Questa setta credeva nella venuta di un messia germanico, che avrebbe innalzato a gloria il popolo tedesco, ma soprattutto era impegnata nella ricerca di una razza germanica pura.
Per la ricerca i membri si avvalevano di mezzi quali l’astrologia e il culto del sole.
L’emblema dell’associazione Thule era un pugnale con una croce uncinata.
La svastica era una figura comune nella cultura pagana germanica, l’immagine rappresentava, infatti, il martello del Dio Thor e raffigurava il sole artico, che era simbolo di creazione di vita e di buona fortuna. La svastica era dipinta sulle corazze e sugli scudi dei cavalieri antichi, proprio in segno d’augurio e d’onore.
Hitler cambiò tale significato e lo fece diventare il simbolo della missione e della vittoria dell’uomo ariano, contro i nemici della razza pura.
Il razzismo e l’antisemitismo, non erano però le uniche componenti esoteriche del nazismo, ma solo una parte del più vasto universo occulto che caratterizzava il nazional-socialismo.
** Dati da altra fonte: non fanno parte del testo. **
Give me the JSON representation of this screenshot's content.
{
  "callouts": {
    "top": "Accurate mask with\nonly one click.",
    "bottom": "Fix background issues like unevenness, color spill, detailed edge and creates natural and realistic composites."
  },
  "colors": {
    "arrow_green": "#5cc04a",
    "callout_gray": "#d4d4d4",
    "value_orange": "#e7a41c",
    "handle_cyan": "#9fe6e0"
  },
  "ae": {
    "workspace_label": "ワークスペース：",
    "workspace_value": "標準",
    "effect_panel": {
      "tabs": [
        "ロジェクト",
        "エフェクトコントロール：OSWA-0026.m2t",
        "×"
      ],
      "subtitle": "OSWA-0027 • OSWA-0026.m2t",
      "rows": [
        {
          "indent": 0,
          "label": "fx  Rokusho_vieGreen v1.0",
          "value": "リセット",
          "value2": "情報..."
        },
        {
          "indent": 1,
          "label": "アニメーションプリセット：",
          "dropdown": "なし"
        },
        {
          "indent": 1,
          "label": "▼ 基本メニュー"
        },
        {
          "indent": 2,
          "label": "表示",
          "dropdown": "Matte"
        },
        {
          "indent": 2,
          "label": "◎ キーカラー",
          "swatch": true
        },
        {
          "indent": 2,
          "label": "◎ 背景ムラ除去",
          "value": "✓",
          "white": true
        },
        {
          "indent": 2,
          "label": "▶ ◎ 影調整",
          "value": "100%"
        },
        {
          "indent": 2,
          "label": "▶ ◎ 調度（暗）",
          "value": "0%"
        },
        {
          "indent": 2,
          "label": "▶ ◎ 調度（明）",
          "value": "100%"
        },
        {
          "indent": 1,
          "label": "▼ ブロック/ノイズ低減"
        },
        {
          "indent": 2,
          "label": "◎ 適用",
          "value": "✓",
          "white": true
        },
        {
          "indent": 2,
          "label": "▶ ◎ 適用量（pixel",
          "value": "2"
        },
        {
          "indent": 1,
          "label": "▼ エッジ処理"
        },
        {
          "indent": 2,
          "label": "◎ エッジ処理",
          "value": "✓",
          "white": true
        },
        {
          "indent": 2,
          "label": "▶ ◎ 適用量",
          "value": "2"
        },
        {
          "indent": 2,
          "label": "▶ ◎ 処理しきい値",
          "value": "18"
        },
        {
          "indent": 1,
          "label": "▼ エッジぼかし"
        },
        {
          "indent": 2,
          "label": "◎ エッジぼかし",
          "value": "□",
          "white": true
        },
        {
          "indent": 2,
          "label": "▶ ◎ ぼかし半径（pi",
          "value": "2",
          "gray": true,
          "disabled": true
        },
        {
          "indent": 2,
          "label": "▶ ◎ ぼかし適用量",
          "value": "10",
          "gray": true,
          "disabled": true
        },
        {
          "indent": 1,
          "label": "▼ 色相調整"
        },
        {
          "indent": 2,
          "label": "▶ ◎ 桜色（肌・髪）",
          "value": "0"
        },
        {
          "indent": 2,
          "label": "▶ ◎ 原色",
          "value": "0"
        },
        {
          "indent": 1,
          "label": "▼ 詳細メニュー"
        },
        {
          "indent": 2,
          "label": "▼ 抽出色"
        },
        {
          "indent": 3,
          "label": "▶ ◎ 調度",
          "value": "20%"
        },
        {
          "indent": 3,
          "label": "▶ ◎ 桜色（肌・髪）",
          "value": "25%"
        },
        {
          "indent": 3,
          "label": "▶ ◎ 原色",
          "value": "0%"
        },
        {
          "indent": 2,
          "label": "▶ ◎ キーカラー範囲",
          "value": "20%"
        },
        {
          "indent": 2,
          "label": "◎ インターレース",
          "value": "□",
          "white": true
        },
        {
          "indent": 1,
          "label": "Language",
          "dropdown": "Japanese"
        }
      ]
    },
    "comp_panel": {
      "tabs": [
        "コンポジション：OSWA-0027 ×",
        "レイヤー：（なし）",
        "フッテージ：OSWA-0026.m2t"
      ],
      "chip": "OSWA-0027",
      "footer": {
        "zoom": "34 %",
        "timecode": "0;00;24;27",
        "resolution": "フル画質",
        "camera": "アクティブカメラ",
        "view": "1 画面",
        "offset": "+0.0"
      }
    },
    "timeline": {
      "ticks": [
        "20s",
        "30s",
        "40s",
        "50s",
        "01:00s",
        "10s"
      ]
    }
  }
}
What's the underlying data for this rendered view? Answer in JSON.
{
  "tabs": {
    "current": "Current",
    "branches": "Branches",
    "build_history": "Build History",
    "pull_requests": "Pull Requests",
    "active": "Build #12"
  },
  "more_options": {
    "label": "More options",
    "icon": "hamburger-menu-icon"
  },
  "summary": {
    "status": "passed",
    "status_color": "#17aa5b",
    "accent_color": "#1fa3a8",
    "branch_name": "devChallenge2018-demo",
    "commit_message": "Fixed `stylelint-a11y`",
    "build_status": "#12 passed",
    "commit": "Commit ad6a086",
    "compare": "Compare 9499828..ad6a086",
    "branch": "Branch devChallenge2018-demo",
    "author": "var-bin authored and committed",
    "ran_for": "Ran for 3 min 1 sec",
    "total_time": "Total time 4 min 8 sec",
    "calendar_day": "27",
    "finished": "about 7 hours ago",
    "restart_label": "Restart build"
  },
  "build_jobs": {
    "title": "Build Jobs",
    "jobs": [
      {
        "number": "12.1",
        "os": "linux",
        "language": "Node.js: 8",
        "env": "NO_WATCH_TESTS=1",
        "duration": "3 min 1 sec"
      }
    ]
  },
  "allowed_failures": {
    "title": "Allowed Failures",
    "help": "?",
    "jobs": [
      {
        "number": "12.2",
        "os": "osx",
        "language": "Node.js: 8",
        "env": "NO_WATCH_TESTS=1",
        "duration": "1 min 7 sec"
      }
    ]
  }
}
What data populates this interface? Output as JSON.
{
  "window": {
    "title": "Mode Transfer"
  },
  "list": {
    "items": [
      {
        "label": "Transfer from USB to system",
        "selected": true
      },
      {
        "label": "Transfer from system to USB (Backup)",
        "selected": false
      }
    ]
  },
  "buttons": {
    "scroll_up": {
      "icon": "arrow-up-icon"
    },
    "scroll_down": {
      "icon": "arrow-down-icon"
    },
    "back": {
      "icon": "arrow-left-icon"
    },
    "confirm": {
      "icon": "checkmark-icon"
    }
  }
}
A proposito bisogna sottolineare altre due componenti essenziali dell’idea nazista: la religione del sangue, e la formazione del corpo delle SS.
Alfred Rosenberg, componente dell’associazione Thule, e massimo filosofo del regime nazista, sentì il bisogno di affiancare al movimento politico una religione adatta alla razza tedesca, che ne potesse ritrarre le virtù e la potenza.
Tale religione fu definita "La religione del sangue", che non celebrava la fede o la credenza come il cristianesimo, ma il sangue.
Il sangue, infatti, era nella tradizione nordica, e per lo stesso Rosenberg, il veicolo portante dello spirito, l’essenza della vita spirituale di un popolo, un liquido magico, che era la forma più alta d’espressione del Volk.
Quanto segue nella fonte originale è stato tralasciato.